I’ll take a minute (pun intended) talking about pace, which is probably only interesting to me and anyone else who plans to run this course in the future. I wore a pace band (tip: print it, cut it out, and use clear packing tape to cover the front and back and then — this is the key — around the edges to seal the sides from sweat). I targeted a pace of 8:19 or better in the hopes of hitting 1:49 overall.

The first mile ended up at 8:21 and I quickly realized I’d started a little too far back in the pack. While it’s always better to start slow and build some speed, I dodged more people at the start than I’d like (especially in the first sharp turn right after the start). After that I settled into my own race and found myself pretty comfortable at a good pace: 8:10, 8:02, 8:17, 8:12, 8:34 — an average of 8:16 for the first six miles.

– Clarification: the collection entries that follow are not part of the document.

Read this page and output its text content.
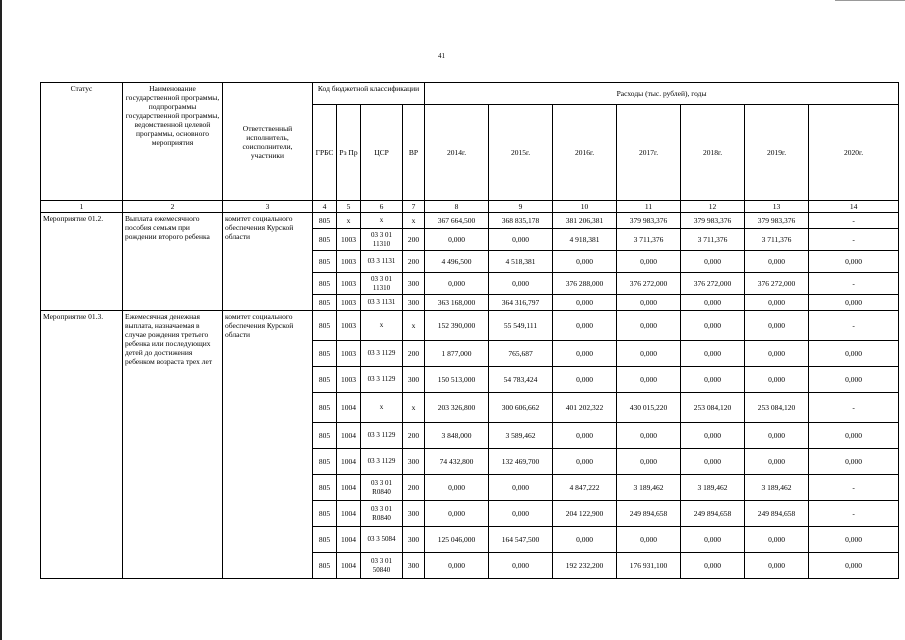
41
Статус	Наименование государственной программы, подпрограммы государственной программы, ведомственной целевой программы, основного мероприятия	Ответственный исполнитель, соисполнители, участники	Код бюджетной классификации				Расходы (тыс. рублей), годы						
			ГРБС	Рз Пр	ЦСР	ВР	2014г.	2015г.	2016г.	2017г.	2018г.	2019г.	2020г.
1	2	3	4	5	6	7	8	9	10	11	12	13	14
Мероприятие 01.2.	Выплата ежемесячного пособия семьям при рождении второго ребенка	комитет социального обеспечения Курской области	805	x	x	x	367 664,500	368 835,178	381 206,381	379 983,376	379 983,376	379 983,376	-
			805	1003	03 3 01 11310	200	0,000	0,000	4 918,381	3 711,376	3 711,376	3 711,376	-
			805	1003	03 3 1131	200	4 496,500	4 518,381	0,000	0,000	0,000	0,000	0,000
			805	1003	03 3 01 11310	300	0,000	0,000	376 288,000	376 272,000	376 272,000	376 272,000	-
			805	1003	03 3 1131	300	363 168,000	364 316,797	0,000	0,000	0,000	0,000	0,000
Мероприятие 01.3.	Ежемесячная денежная выплата, назначаемая в случае рождения третьего ребенка или последующих детей до достижения ребенком возраста трех лет	комитет социального обеспечения Курской области	805	1003	x	x	152 390,000	55 549,111	0,000	0,000	0,000	0,000	-
			805	1003	03 3 1129	200	1 877,000	765,687	0,000	0,000	0,000	0,000	0,000
			805	1003	03 3 1129	300	150 513,000	54 783,424	0,000	0,000	0,000	0,000	0,000
			805	1004	x	x	203 326,800	300 606,662	401 202,322	430 015,220	253 084,120	253 084,120	-
			805	1004	03 3 1129	200	3 848,000	3 589,462	0,000	0,000	0,000	0,000	0,000
			805	1004	03 3 1129	300	74 432,800	132 469,700	0,000	0,000	0,000	0,000	0,000
			805	1004	03 3 01 R0840	200	0,000	0,000	4 847,222	3 189,462	3 189,462	3 189,462	-
			805	1004	03 3 01 R0840	300	0,000	0,000	204 122,900	249 894,658	249 894,658	249 894,658	-
			805	1004	03 3 5084	300	125 046,000	164 547,500	0,000	0,000	0,000	0,000	0,000
			805	1004	03 3 01 50840	300	0,000	0,000	192 232,200	176 931,100	0,000	0,000	0,000
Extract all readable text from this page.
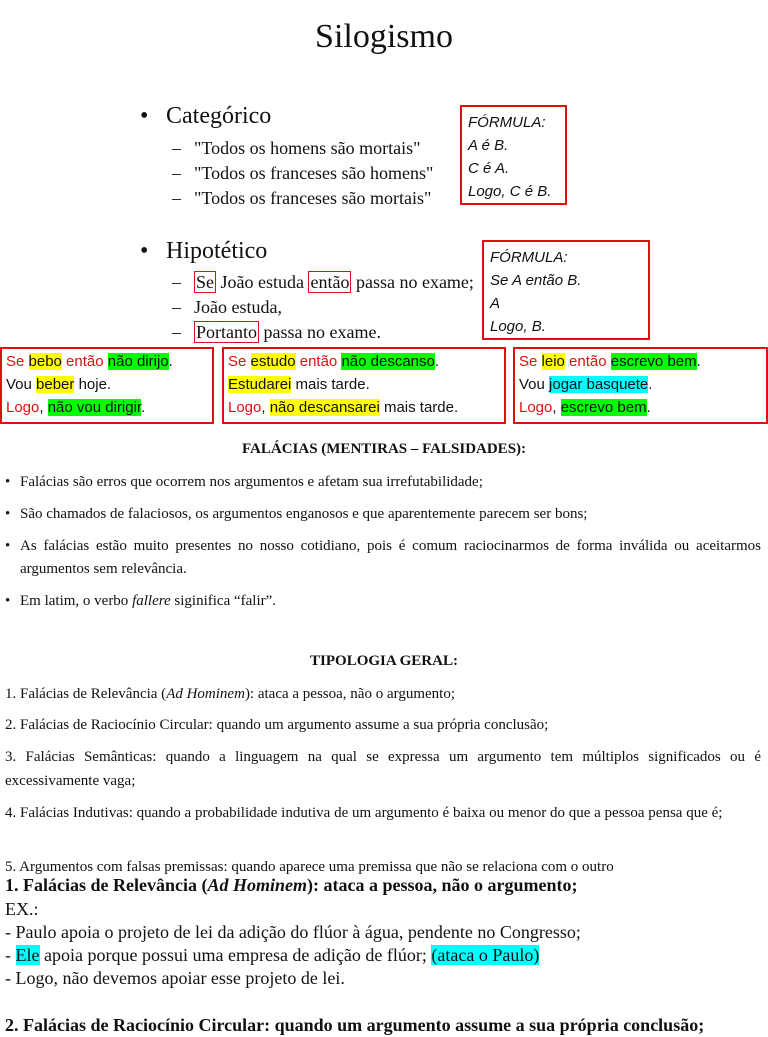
Silogismo
• Categórico
– "Todos os homens são mortais"
– "Todos os franceses são homens"
– "Todos os franceses são mortais"
FÓRMULA:
A é B.
C é A.
Logo, C é B.
• Hipotético
– Se João estuda então passa no exame;
– João estuda,
– Portanto passa no exame.
FÓRMULA:
Se A então B.
A
Logo, B.
Se bebo então não dirijo.
Vou beber hoje.
Logo, não vou dirigir.
Se estudo então não descanso.
Estudarei mais tarde.
Logo, não descansarei mais tarde.
Se leio então escrevo bem.
Vou jogar basquete.
Logo, escrevo bem.
FALÁCIAS (MENTIRAS – FALSIDADES):
• Falácias são erros que ocorrem nos argumentos e afetam sua irrefutabilidade;
• São chamados de falaciosos, os argumentos enganosos e que aparentemente parecem ser bons;
• As falácias estão muito presentes no nosso cotidiano, pois é comum raciocinarmos de forma inválida ou aceitarmos argumentos sem relevância.
• Em latim, o verbo fallere siginifica “falir”.
TIPOLOGIA GERAL:
1. Falácias de Relevância (Ad Hominem): ataca a pessoa, não o argumento;
2. Falácias de Raciocínio Circular: quando um argumento assume a sua própria conclusão;
3. Falácias Semânticas: quando a linguagem na qual se expressa um argumento tem múltiplos significados ou é excessivamente vaga;
4. Falácias Indutivas: quando a probabilidade indutiva de um argumento é baixa ou menor do que a pessoa pensa que é;
5. Argumentos com falsas premissas: quando aparece uma premissa que não se relaciona com o outro
1. Falácias de Relevância (Ad Hominem): ataca a pessoa, não o argumento;
EX.:
- Paulo apoia o projeto de lei da adição do flúor à água, pendente no Congresso;
- Ele apoia porque possui uma empresa de adição de flúor; (ataca o Paulo)
- Logo, não devemos apoiar esse projeto de lei.
2. Falácias de Raciocínio Circular: quando um argumento assume a sua própria conclusão;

This was my first race in which I relied solely on the course aid stations for water and electrolytes. Aid stations were positioned about every 2 miles and that was perfect for me. I’d grab 2 cups of water or Accelerade and walk a few steps while drinking, then pick up the pace again. I took the one gel I’d carried with me at mile six.

Corkscrew Hill proved challenging but I simply pictured myself on one of the hills I’d bested in training and soon it was over with an average pace of 9:06 for mile 7. Then the fun began. You can tell by my pace alone that I loved the decline for the next four miles: 7:47, 7:31, 7:55, 7:54.

When the course evened out again around mile 11, any slight incline felt like a hill higher and harder than Corkscrew Hill, but then again, any and every race starts to get tough at that point — that’s nothing new or unusual. There are two inclines that I recall, but I pushed hard to maintain my best pace with 8:42 for mile 12 and 7:54 for mile 13. At mile 12.5 I really felt like slowing or outright stopping but I wasn’t about to give up then! Frantic calculations in my head told me that if I could hit a certain pace I would come in under 1:50, or a slightly faster pace under 1:49. I pushed it so hard, and when I came around the final corner in Solvang and I could see the finish line arch, I sprinted in at a 7:20 pace for a final time of 1:48:02! That’s a 5-minute PR over my second half marathon, and a 3-minute PR over my unofficial half marathon split at the Mountains2Beach full marathon! Two people came up to me separately after the race (one man and one woman) and said I had done a good job on pacing and that they had tried to keep up with me. That made me so happy because I have told other people that exact same thing on more than one occasion at other races and it was just such a compliment to have someone congratulate me on my race that way.

I later learned that 1:48:02 put me in 22nd place in my age group (F40-44) of 303 finishers, so the top 7.26%. Even better when you look at all the female finishers (1,777), I came in 103rd to put me in the top 5.8%!

The finish line expo was great with plenty of food, water, electrolyte drinks, and bags of veggie and egg chips, and small bowls of Amy’s brand chili (which I carried around until I recovered sufficiently to tolerate eating it, and then it was the most delicious post-race food ever)! I caught a race transportation bus back to the parking lot at Santa Ynez Valley High School and was back with my family by 10:15.

I highly recommend this race. It’s expensive for a half marathon (I paid $126 with the online service fee) but it’s a great race with a limited field of runners (just over 2,500 finishers?) in a spectacular setting. As I said, the challenge of the course elevation is more than balanced out by the thrill of running down Ballard Canyon at a faster-than-usual pace past stunning views. It would be really fun to get a team of friends together to run the race and celebrate at the wine tasting festival at the finish line ($20 for a wine glass to taste wines from 15 local wineries). I didn’t partake in any wine (not even at the on-course wine stop around mile 6!) because I just wanted to get back to my family, but I could see how it would be a fun way to celebrate your finish with friends and adult relatives.

Did you race this weekend? What’s your next race coming up? My next big race is the Santa Rosa Marathon at the end of August.